Dann wird im Herbst gewählt. Diesmal ist es so einfach wie noch nie. Die Koalition wird abgewählt. ÖVP oder SPÖ werden mit der Nummer drei eine Regierung bilden. FPÖ oder Grüne – das wird die Wahl. Entweder wird Österreich ins Jahr 2000 zurück gewählt – oder es gibt etwas Neues. Damit wird die Nationalratswahl nach dem Jahr 2000 zum zweiten Mal zur Richtungswahl.
Schüssel ist am Ruder geblieben und hat genau auf diese Situation gewartet. Sein Ziel ist seine Vergangenheit. Strache statt Westenthaler – mehr hat die ÖVP nicht zu tun. Sachlich sind die Weichen von der Fremdenpolitik bis zur Kultur gestellt.
Mit der EU-Kurskorrektur steuern Faymann und Cap ebenfalls direkt auf Strache zu. Rot-blau? Das war vor rund einem Jahr noch tabu. Inzwischen ist die letzte Schamgrenze gefallen. Die SPÖ wird mit dem politischen Deckel in den Wahlkampf gehen.
Für uns bleibt viel Platz. Wir werden als einzige Partei nicht an der FPÖ anstreifen. Jede Koalition mit FPÖ oder BZÖ ist für uns ausgeschlossen.

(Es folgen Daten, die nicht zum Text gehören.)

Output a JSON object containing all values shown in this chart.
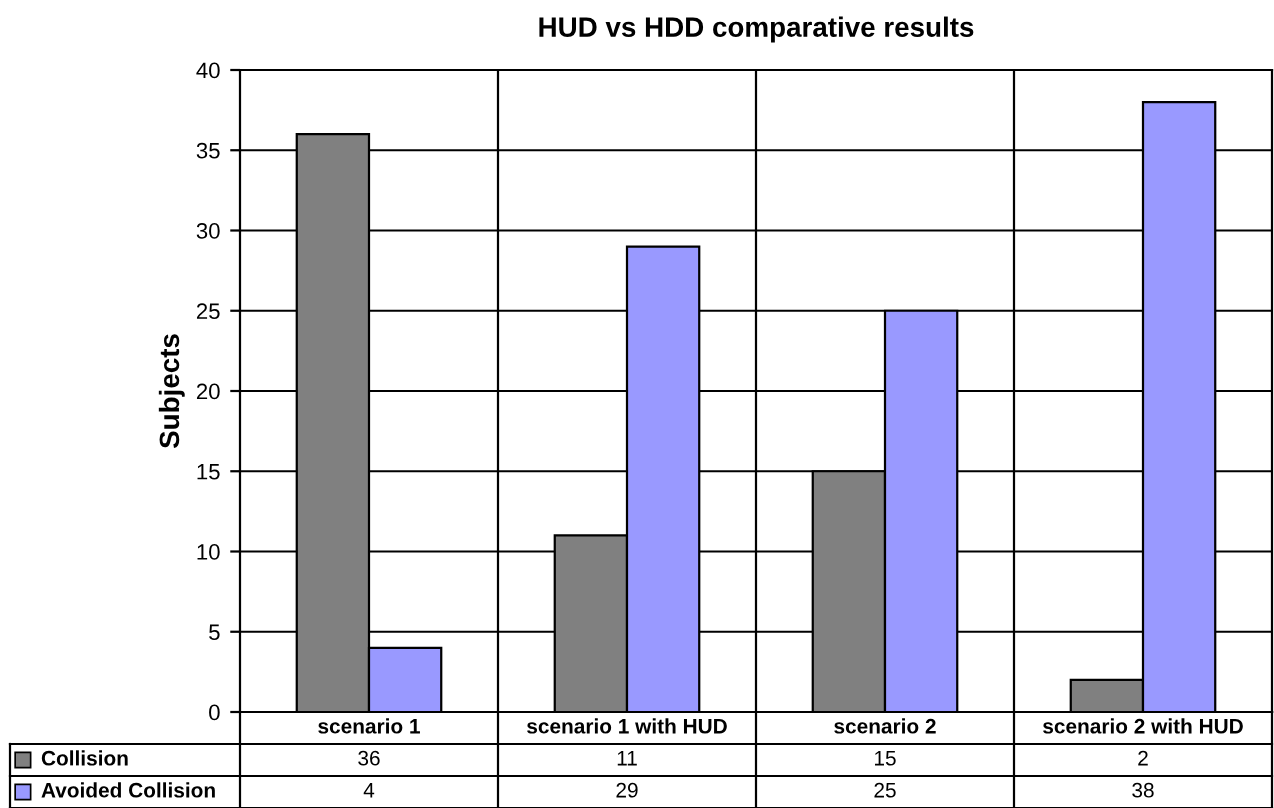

Dazu kommt eines: Unser Wort gilt. Auch was den Umgang mit den eigenen Versprechen betrifft sind wir nicht Teil des Systems.
Für die letzte Sitzung des Nationalrats bereiten wir einen Misstrauensantrag gegen die Regierung und einen Neuwahlantrag vor. Es ist nicht mehr ausgeschlossen, das letzterer eine Mehrheit findet.
Fußball. So, und jetzt das Gute: die Europameisterschaft. Das war ein schönes Fest mit tollen Spielen. Die Veranstalter, die Polizei – alle haben fast alles gut gemacht. Nur das Carlsberg-„Bier“ rühre ich nie wieder an. Ansonsten: Bravo!